The move followed a similar move by Standard & Poor’s in May. A country is deemed to have lost investment grade status when two or more major agencies say it is the case.

Fitch said its decision reflected “the deterioration of the public finances with large fiscal deficits in 2020-22, a rising government debt level, and reduced confidence around the capacity of the government to credibly place debt on a downward path in the coming years”.

The rating agency said it expected Colombia’s government debt to exceed 60 per cent of gross domestic product this year, more than double the level it stood at when the country clinched investment grade status in 2011.

While the decision was largely expected due to the country’s financial difficulties and the impact of the coronavirus pandemic, it will still come as a blow to a nation that has prided itself on its fiscal rectitude. Colombia has not defaulted since the 1930s, a sharp contrast to most Latin American countries.

The Fitch decision is also a blow to Iván Duque, Colombia’s rightwing president, who had hoped he could stave off a downgrade by passing a revenue-raising tax reform package this year.

Duque introduced a bill to congress in April but it prompted an outcry from a public that argued it could not afford tax increases in the wake of the pandemic. People took to the streets in large numbers and Duque was forced to withdraw the reform package within days.

The protests have since morphed into sustained and sometimes violent demonstrations over a range of issues.
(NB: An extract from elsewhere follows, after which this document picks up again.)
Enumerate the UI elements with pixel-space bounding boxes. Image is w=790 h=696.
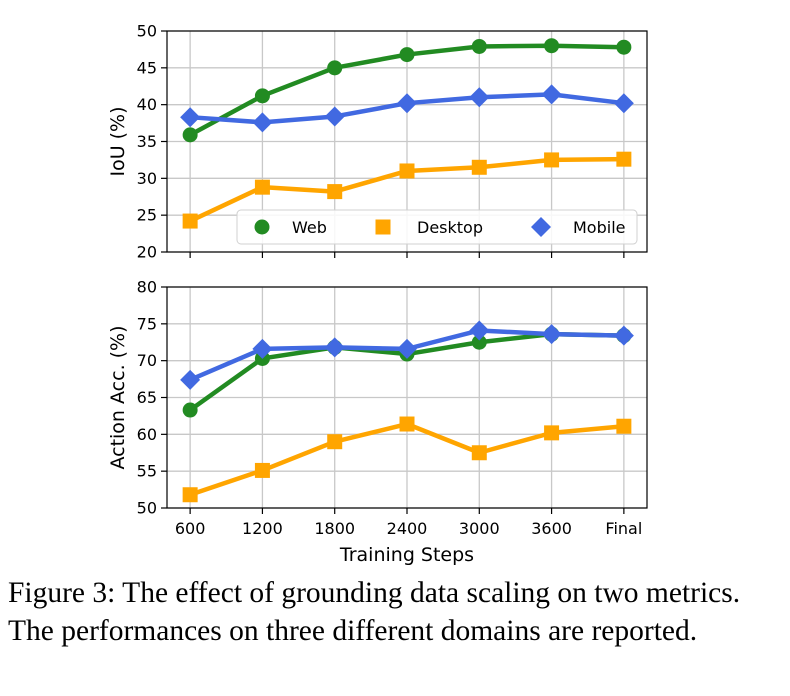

Dozens of people have been killed in clashes between protesters and the police.

The government has vowed to introduce a revised tax reform plan when congress reconvenes this month but Fitch said it doubted the package would make a significant difference to Colombia’s finances until at least 2023.

“There is a risk that the new tax reform could be watered down,” the rating agency added.
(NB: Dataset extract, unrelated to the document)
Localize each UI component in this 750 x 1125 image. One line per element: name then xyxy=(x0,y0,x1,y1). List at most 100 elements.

The implications of a downgrade might not be as drastic as some Colombians fear.

Munir Jalil, chief economist for the Andean region at BTG Pactual, the investment bank, has estimated it would trigger capital flight of only about $1.5bn in a country with a GDP of $291bn.

But Fitch warned earlier this year a downgrade would have a knock-on effect and “would negatively affect some corporate, bank and infrastructure ratings”. It said eight of the 21 Colombian companies it rates would be downgraded along with the sovereign.